Monday, April 23, 2012

Impossible condition in possible world

Kalo kata kuling ini ga mungkin..

Mengharapkan sesuatu sesuai dengan keinginan kita. Saya adalah anak kedua dari tiga bersaudara yang saat ini bekerja disebuah perusahaan swasta yang bergerak di bidang perkebunan. Tidak jarang saya keluar kota untuk melalukan perjalanan dinas yang memang menyita banyak waktu saya. Setiap hari saya juga disibukkan oleh tugas-tugas kantor yang memang menyita waktu sampai sore hari dan jika diperlukan saya akan lembur. Pada akhir pekan saya disibukkan oleh acara keluarga yang harus saya jalani mengingat kakak saya sudah memiliki keluarga dan adik saya masih terlalu kecil untuk membawa kendaraan, sehingga sayalah satu-satunya anak yang ditugaskan untuk menemani anggota keluarga saya pergi keluar jika memang diperlukan.

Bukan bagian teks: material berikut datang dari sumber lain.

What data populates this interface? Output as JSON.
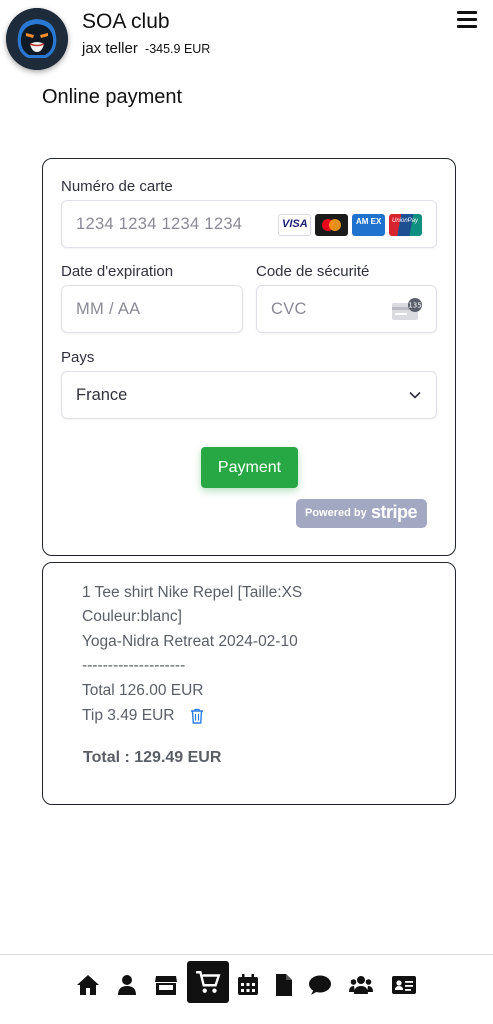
{
  "header": {
    "club_name": "SOA club",
    "user_name": "jax teller",
    "balance": "-345.9 EUR"
  },
  "page_title": "Online payment",
  "payment_form": {
    "card_number_label": "Numéro de carte",
    "card_number_placeholder": "1234 1234 1234 1234",
    "card_brands": [
      "VISA",
      "Mastercard",
      "American Express",
      "UnionPay"
    ],
    "visa_text": "VISA",
    "amex_text": "AM EX",
    "unionpay_text": "UnionPay",
    "expiry_label": "Date d'expiration",
    "expiry_placeholder": "MM / AA",
    "cvc_label": "Code de sécurité",
    "cvc_placeholder": "CVC",
    "cvc_badge": "135",
    "country_label": "Pays",
    "country_value": "France",
    "payment_button": "Payment",
    "powered_by": "Powered by",
    "stripe": "stripe"
  },
  "summary": {
    "lines": [
      "1 Tee shirt Nike Repel [Taille:XS",
      "Couleur:blanc]",
      "Yoga-Nidra Retreat 2024-02-10",
      "--------------------",
      "Total 126.00 EUR"
    ],
    "tip": "Tip 3.49 EUR",
    "total": "Total : 129.49 EUR"
  },
  "bottom_nav": {
    "items": [
      "home",
      "profile",
      "shop",
      "cart",
      "calendar",
      "document",
      "chat",
      "members",
      "id-card"
    ],
    "active": "cart"
  },
  "colors": {
    "primary_button": "#28a745",
    "stripe_badge": "#a3a8c2",
    "trash_icon": "#2b7de9",
    "text": "#111111"
  }
}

Egois memang jika melihat kegiatan saya selama satu minggu penuh, saya masih mempunyai keinginan untuk memiliki teman berbagi yang saya sebut dengan istilah pacar. Menginginkan seseorang untuk memperhatikan dan menjaga saya sementara saya tidak memiliki waktu untuk melakukan hal yang sebaliknya kepada pacar saya. Pacar juga manusia, dia pasti juga menginginkan hal yang sama, diperhatikan, dirindukan, dihargai dan diperhitungkan keberadaannya.

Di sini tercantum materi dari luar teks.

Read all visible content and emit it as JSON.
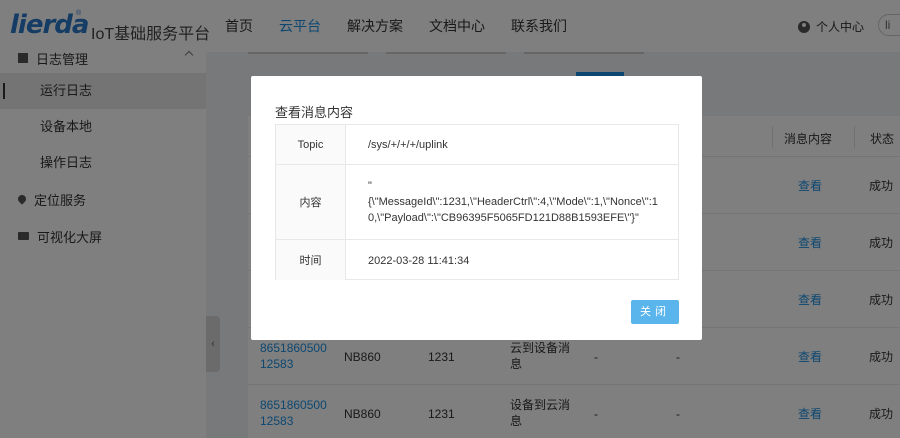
{
  "header": {
    "logo": "lierda",
    "logo_reg": "®",
    "platform": "IoT基础服务平台",
    "nav": [
      "首页",
      "云平台",
      "解决方案",
      "文档中心",
      "联系我们"
    ],
    "nav_active": 1,
    "user_label": "个人中心",
    "lang": "li"
  },
  "sidebar": {
    "group_log": "日志管理",
    "items": [
      "运行日志",
      "设备本地",
      "操作日志"
    ],
    "group_location": "定位服务",
    "group_screen": "可视化大屏",
    "collapse_glyph": "‹"
  },
  "table": {
    "headers": {
      "content": "消息内容",
      "status": "状态"
    },
    "rows": [
      {
        "view": "查看",
        "status": "成功"
      },
      {
        "view": "查看",
        "status": "成功"
      },
      {
        "view": "查看",
        "status": "成功"
      },
      {
        "imei_1": "8651860500",
        "imei_2": "12583",
        "type": "NB860",
        "id": "1231",
        "dir_1": "云到设备消",
        "dir_2": "息",
        "c1": "-",
        "c2": "-",
        "view": "查看",
        "status": "成功"
      },
      {
        "imei_1": "8651860500",
        "imei_2": "12583",
        "type": "NB860",
        "id": "1231",
        "dir_1": "设备到云消",
        "dir_2": "息",
        "c1": "-",
        "c2": "-",
        "view": "查看",
        "status": "成功"
      }
    ]
  },
  "modal": {
    "title": "查看消息内容",
    "topic_label": "Topic",
    "topic_value": "/sys/+/+/+/uplink",
    "content_label": "内容",
    "content_line1": "\"",
    "content_line2": "{\\\"MessageId\\\":1231,\\\"HeaderCtrl\\\":4,\\\"Mode\\\":1,\\\"Nonce\\\":1",
    "content_line3": "0,\\\"Payload\\\":\\\"CB96395F5065FD121D88B1593EFE\\\"}\"",
    "time_label": "时间",
    "time_value": "2022-03-28 11:41:34",
    "close_label": "关闭"
  }
}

Orang-orang yang benar-benar mengenal saya sudah sangat mengerti dengan jalan fikiran saya yang lebih terkesan gila. Tetapi untuk mencari pacar yang mengerti tentang jalan fikiran saya, keinginan saya, tidak ada. Belum. Apalagi saat ini waktu saya benar-benar disita oleh pekerjaan yang menuntut loyalitas yang tinggi. Keluarga saya yang harus diperhatikan. Sehingga untuk memikirkan keinginan saya? Kekosongan yang saya rasakan selama ini, harus saya atasi sendiri karena tidak mungkin ada seseorang yang bisa menerima keadaan saya, dan memberi cinta sebesar yang saya butuhkan..

Solusi?

Untuk hal ini sepertinya belum ada. Saya belum menemukan cara untuk bisa menyeimbangkan perlakuan yang saya butuhkan dari seorang pacar dengan apa yang dapat saya berikan apabila saya mempunyai pacar. Intinya saya ingin menerima, tetapi belum bisa memberi. Ini memang terlihat sangat egois. Dan sepertinya tidak akan ada yang mengerti. Jika saya benar-benar ingin membahagiakan perasaan saya, maka bukan pacar yang harus saya cari, tetapi lebih kepada komitmen untuk membentuk sebuah keluarga baru. Sepertinya itulah jalan satu-satunya untuk mengisi kekosongan jiwa saya tanpa perlu menyakiti ataupun mengecewakan siapapun. Tetapi masalahnya adalah, saya masih terlalu muda untuk membangun sebuah keluarga. Saya juga masih ingin menikmati masa muda saya. Hhhh, setiap keputusan pasti ada sisi positif dan negatifnya masing-masing. Kita hanya bisa berusaha untuk meminimalisir dampak negative dan memaksimalkan sisi positif dari setiap keputusan yang kita ambil.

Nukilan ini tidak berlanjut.